L'espoir est un sentiment curieux. Aux antipodes du bon sens.

J'ai d'abord cru que ce récit était tout public : la présence de l'adolescent, et les petites péripéties de départ m'ont bien trompée ! En effet, ce roman se corse assez rapidement, au moment où Gleb voit un homme contrôlé par une bête mutante manger ses propres intestins... Je vous rassure, la violence n'est pas gratuite et permet à Dyakov de nous offrir un très bon post-apo.

L'intrigue de ce voyage initiatique est bien menée, ficelée comme il faut ! Nous partons avec les stalkers en surface. Ils se rendent vite compte que malgré les dangers présents dans le métro, ce n'est rien à côté de ce qu'ils vont devoir affronter ici. Au choix : mutants, loups, ptérodactyles, radiations... Chaque post-apo ayant sa secte, ils emmènent avec eux un illuminé de "l'Exode", persuadé qu'il existe une terre promise. 

T'es aussi utile qu'une chaussette dépareillée ! Impossible à porter, mais des scrupules à jeter...

J'ai trouvé dans ce roman pas mal de réflexion sur l'humain, l'espoir, la survie, la famille... C'est intéressant, et touche souvent dans le mille par rapport à l'histoire. Les récits sur la catastrophe participent à la cohérence et m'ont semblé réalistes quant aux réactions humaines. J'avoue : à un moment, j'ai versé ma larme.

Celui qui n'a jamais désespéré ne vaut pas grand chose. Ce n'est qu'après avoir éprouvé ce sentiment accablant que l'on peut apprécier à sa juste valeur le charme d'une vie réussie.
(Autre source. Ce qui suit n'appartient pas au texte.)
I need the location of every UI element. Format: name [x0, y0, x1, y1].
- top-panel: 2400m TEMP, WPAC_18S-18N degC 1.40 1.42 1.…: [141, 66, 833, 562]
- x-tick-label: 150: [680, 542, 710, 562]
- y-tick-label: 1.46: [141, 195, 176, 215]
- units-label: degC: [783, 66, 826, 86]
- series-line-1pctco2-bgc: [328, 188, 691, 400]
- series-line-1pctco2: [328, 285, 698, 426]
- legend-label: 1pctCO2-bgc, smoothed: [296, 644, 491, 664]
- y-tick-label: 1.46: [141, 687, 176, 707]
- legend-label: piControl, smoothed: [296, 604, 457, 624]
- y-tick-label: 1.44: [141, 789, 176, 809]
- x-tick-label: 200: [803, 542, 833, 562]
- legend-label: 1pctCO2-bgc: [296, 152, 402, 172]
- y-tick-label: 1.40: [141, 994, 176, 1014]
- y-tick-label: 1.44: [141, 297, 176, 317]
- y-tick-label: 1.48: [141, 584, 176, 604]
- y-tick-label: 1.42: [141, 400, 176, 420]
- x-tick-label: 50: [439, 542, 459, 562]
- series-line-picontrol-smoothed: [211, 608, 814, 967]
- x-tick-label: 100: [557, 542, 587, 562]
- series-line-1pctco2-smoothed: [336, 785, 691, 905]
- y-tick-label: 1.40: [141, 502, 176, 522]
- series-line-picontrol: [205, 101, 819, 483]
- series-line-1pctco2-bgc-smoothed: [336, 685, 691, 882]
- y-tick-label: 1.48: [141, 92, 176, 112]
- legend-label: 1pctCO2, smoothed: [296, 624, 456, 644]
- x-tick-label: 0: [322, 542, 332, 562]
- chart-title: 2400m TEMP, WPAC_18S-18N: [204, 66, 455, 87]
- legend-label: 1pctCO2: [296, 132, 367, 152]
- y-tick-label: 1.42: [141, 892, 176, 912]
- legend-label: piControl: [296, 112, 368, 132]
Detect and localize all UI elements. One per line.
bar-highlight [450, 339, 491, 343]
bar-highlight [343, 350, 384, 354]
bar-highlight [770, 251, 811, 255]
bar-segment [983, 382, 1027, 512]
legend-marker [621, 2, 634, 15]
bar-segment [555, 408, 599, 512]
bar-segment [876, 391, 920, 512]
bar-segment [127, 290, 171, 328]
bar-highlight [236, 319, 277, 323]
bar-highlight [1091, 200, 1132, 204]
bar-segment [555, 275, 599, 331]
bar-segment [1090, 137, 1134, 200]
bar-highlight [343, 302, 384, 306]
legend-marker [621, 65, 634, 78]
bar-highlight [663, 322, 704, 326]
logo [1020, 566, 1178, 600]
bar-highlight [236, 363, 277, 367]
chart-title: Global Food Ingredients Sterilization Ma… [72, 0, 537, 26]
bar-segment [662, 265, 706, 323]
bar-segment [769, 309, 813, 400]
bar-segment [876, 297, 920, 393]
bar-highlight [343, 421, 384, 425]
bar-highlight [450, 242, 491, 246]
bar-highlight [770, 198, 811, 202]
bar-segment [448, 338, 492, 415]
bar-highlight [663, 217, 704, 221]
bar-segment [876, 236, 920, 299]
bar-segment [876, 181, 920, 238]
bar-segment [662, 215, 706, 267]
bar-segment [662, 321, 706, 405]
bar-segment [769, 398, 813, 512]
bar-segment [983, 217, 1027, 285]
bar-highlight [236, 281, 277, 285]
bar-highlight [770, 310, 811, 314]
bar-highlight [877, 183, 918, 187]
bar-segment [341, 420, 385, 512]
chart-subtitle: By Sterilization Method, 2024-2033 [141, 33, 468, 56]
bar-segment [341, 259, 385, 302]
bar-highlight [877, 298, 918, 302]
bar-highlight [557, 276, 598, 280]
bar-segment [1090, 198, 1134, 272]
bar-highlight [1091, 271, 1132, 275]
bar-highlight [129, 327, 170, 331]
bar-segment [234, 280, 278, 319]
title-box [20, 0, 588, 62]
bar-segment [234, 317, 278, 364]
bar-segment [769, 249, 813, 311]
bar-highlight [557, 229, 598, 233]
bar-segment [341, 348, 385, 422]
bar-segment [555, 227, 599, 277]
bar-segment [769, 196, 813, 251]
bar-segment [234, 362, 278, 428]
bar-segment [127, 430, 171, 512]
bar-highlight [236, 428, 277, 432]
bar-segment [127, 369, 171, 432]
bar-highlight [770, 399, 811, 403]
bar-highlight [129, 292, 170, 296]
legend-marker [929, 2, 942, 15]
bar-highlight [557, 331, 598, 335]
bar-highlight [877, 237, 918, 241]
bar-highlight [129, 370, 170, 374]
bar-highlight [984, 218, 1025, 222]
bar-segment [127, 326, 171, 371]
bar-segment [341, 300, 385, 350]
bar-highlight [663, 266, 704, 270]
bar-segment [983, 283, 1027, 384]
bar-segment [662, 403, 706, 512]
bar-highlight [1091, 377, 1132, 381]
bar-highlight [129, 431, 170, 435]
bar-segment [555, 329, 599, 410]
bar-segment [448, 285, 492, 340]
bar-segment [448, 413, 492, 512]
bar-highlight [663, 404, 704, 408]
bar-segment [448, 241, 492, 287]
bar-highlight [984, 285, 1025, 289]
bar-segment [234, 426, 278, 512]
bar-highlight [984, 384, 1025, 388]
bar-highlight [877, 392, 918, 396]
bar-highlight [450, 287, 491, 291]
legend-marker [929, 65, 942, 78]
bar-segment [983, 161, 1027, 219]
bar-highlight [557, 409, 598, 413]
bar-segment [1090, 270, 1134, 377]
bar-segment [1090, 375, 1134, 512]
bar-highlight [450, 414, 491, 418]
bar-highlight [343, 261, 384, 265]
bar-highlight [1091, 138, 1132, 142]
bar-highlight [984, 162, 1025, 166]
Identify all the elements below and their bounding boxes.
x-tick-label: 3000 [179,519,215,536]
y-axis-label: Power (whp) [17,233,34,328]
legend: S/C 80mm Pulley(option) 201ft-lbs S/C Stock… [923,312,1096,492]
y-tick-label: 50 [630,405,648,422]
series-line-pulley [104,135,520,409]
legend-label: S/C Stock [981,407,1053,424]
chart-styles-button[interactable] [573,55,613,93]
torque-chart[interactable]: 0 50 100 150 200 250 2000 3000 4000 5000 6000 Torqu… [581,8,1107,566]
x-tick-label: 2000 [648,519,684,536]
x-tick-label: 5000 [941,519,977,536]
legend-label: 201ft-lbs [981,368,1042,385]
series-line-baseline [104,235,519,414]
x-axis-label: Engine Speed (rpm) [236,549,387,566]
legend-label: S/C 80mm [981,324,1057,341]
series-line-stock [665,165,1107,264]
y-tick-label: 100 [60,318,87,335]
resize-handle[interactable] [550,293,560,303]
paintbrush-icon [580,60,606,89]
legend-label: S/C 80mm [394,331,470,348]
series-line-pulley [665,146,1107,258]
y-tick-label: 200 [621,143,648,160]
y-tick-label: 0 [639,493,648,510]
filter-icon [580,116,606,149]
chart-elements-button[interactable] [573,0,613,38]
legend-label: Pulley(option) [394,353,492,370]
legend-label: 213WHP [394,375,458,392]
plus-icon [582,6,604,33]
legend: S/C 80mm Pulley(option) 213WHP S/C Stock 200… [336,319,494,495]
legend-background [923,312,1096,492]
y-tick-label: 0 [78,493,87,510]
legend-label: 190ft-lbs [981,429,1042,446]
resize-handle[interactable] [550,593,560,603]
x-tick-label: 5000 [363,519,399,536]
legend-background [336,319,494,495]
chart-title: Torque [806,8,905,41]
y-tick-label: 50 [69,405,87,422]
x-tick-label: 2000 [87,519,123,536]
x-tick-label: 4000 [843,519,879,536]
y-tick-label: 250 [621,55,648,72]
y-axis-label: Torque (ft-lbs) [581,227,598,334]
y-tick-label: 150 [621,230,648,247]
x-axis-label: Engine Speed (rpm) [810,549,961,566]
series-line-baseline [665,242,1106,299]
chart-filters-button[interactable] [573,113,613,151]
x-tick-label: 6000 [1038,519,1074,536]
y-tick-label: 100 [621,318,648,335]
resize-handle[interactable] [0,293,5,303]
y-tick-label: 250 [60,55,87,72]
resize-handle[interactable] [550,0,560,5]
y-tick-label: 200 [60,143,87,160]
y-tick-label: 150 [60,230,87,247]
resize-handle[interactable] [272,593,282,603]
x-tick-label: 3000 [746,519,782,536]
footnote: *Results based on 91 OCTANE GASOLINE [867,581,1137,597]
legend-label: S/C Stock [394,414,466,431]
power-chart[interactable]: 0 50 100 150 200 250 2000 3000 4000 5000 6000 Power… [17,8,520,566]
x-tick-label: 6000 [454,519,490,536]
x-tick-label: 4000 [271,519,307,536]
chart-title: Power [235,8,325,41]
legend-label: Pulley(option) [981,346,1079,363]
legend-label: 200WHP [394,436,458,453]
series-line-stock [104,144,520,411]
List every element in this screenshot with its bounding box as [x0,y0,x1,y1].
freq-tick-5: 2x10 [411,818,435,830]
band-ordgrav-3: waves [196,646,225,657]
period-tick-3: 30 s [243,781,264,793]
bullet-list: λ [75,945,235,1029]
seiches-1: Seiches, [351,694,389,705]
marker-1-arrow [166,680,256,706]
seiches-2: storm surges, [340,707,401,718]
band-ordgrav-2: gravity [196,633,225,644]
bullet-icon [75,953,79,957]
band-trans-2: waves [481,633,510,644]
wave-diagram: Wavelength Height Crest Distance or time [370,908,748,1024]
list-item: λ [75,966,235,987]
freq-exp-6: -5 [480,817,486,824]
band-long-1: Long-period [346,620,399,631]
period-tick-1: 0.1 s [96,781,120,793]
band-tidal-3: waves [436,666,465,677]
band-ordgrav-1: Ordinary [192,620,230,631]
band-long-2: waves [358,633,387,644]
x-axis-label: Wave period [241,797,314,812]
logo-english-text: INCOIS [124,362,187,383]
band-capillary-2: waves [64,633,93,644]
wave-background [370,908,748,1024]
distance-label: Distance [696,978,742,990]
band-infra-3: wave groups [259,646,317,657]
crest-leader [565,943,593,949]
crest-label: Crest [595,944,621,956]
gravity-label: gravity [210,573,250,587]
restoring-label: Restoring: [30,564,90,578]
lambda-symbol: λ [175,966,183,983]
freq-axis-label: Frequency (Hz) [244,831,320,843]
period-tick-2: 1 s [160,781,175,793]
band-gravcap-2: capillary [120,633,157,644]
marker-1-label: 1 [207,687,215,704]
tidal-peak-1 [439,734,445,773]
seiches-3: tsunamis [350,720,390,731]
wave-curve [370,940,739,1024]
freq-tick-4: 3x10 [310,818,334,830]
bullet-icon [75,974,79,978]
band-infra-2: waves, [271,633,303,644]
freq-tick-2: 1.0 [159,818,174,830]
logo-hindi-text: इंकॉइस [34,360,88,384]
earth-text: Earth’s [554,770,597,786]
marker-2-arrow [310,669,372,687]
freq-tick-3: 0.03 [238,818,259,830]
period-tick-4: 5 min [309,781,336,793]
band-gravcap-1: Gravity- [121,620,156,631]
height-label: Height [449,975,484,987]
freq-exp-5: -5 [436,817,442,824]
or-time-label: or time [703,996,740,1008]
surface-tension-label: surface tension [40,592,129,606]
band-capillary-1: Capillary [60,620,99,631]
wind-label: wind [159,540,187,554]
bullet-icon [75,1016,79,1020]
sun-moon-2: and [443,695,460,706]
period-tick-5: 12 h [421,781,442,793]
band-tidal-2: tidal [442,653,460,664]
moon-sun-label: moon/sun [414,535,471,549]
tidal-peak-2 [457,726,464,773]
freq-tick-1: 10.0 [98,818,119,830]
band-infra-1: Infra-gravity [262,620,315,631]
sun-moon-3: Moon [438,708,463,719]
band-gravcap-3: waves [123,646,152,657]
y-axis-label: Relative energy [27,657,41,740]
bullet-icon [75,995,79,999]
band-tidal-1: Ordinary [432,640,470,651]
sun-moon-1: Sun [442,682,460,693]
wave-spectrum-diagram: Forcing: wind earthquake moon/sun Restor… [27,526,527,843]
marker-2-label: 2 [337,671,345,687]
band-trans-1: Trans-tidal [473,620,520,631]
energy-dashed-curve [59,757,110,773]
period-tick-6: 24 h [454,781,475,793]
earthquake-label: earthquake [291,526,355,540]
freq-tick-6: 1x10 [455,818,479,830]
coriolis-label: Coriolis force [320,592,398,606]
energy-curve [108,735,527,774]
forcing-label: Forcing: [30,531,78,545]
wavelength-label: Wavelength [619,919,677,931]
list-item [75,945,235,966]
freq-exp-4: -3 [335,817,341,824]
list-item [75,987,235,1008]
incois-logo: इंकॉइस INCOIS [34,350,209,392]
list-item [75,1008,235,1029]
Pour l'anecdote, un passage m'a marquée, parce que je l'ai d'abord trouvé ridicule, puis je me suis laissée prendre à la frayeur des personnages : l'attaque des taupes mutantes géantes (sans déc') ! J'y ai vu un hommage aux films d'horreur des années 50, mais allez savoir.

On remarquera la sympathique couverture de Benjamin Carré.

Vers la lumière est le premier roman de Dyakov, et est à ce titre bluffant. Quasi-meilleur que Metro 2033, il surclasse sans problème, et de loin, Metro 2034. L'intrigue tient la route, les personnages sont bien campés, et le tout est parfaitement écrit. Il peut se lire indépendamment des deux romans suscités. Bref que du bonheur !


CITRIQ

samedi 29 septembre 2012

Loco de Joël Houssin

Le pitch :
"Amplifiée par les haut-parleurs, la voix de Malcolm portait loin dans le no man's land. Les mots franchissaient la ligne de blindés, immobiles et noirs comme de gros scarabées morts, pour aller s'écraser sur les murailles aveugles de la forteresse du Peuple Sain :
- Enfants du chaos, fils du désastre, sommes-nous condamnés à survivre dans l'effroi éternel pendant que les rescapés du Feu Nucléaire nous narguent dans les forteresses du Peuple Sain ? Quel Dieu a décidé qu ils pouvaient vivre et nous mourir ? Dans quel livre sont écrites ces lois ? Quelle Science soigne les uns et tue les autres ? Ils sont là-bas, derrière leurs murs ! Ils nous méprisent ! Ils nous ignorent ! Parmi nous, il y a peut-être leur frère, leur sœur, leurs enfants, mais ils ne veulent pas nous voir ! Ils ne veulent pas m'entendre mais je suis l'écho sans fin de l'onde de choc qui va détruire tous les murs !"

Mon avis :
Le monde a commencé avant l'homme, il s'achèvera sans lui
Claude Lévi-Strauss, Tristes tropiques

Cet exergue résume bien Loco, le dernier roman de Joël Houssin, publié par les Editions Ring et préfacé par Maurice Dantec. C'est un post-apo que je qualifierais d'assez trash. Il s'agit de la réécriture de Locomotive Rictus, publié en 1975.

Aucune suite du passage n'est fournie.